If she takes that outright Grand Slam at Flushing Meadows in September, she will be 14 days shy of her 34th birthday. It will put her level with Steffi Graf, who was just 19 when she completed her Slam in 1988; the German won all but one of her Slam titles by the age of 27 and three months, clinching her last just shy of her 30th birthday.
So add this to your handy list of gasp-making facts about Serena: since her own 30th birthday, she has won eight Slam titles. And if you’re of the opinion that her career total is anything like finished, then you’re going to find yourself short of people to chat with in tennis, because most observers project her final total in the mid-to-high 20s.
“I’ve won New York three times in a row,” she mused. “I hope this isn’t the year that I go down. But doing the Serena Slam again has taught me I’m able to do anything.
.@serenawilliams proves yet again: anything is possible when you work hard, dream big, and never stop reaching. #Wimbledon
— Hillary Clinton (@HillaryClinton) July 11, 2015
"There will be 127 people in New York [in the women’s draw] who don’t want to see me win – nothing personal.
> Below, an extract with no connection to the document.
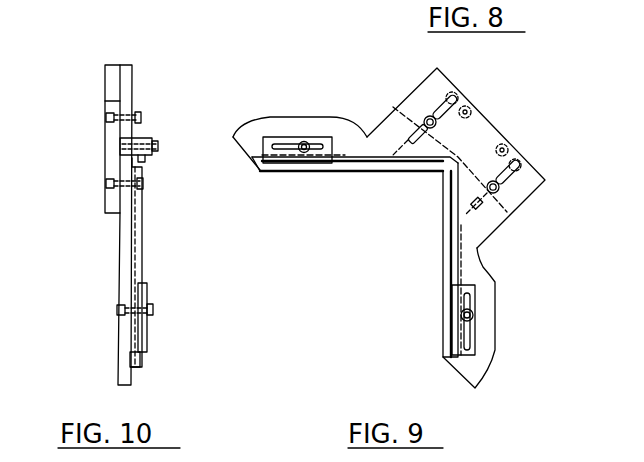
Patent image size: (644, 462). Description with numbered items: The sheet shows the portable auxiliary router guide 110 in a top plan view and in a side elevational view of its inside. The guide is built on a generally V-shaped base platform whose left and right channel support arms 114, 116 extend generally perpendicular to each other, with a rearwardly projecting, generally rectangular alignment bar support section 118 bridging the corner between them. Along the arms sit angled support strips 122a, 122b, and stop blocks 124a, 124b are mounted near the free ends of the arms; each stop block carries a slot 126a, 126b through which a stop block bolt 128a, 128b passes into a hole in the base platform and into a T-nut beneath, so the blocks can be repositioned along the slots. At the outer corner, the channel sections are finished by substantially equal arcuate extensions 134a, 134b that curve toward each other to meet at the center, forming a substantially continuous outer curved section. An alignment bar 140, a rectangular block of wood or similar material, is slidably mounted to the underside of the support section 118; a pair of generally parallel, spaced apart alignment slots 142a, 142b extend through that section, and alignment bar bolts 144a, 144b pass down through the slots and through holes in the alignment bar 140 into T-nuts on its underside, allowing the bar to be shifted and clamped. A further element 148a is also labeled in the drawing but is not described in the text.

What I’ve done is huge – but I don’t have the Grand Slam in my hands.”
The unspoken word ‘yet’ hung in the air.
Wimbledon 2015 has borne witness to the carving of sporting legend – and we greet that legend with silence. How can this be? Where is the love for Serena Williams? Consider the facts. These two entities – Serena and love – have a fair bit in common. Each can illogically yet simultaneously be acclaimed as: (a) the greatest thing; (b) the oldest; and (c) the latest thing… to list but three.
This woman is one of the greatest achievers of all time, in any field, on the entire planet. Make some noise, people. In fact, make a lot of noise. The phrase “you’re history” is usually uttered to those being despatched in defeat. Serena Williams is history, and she’s walking among us. All rise.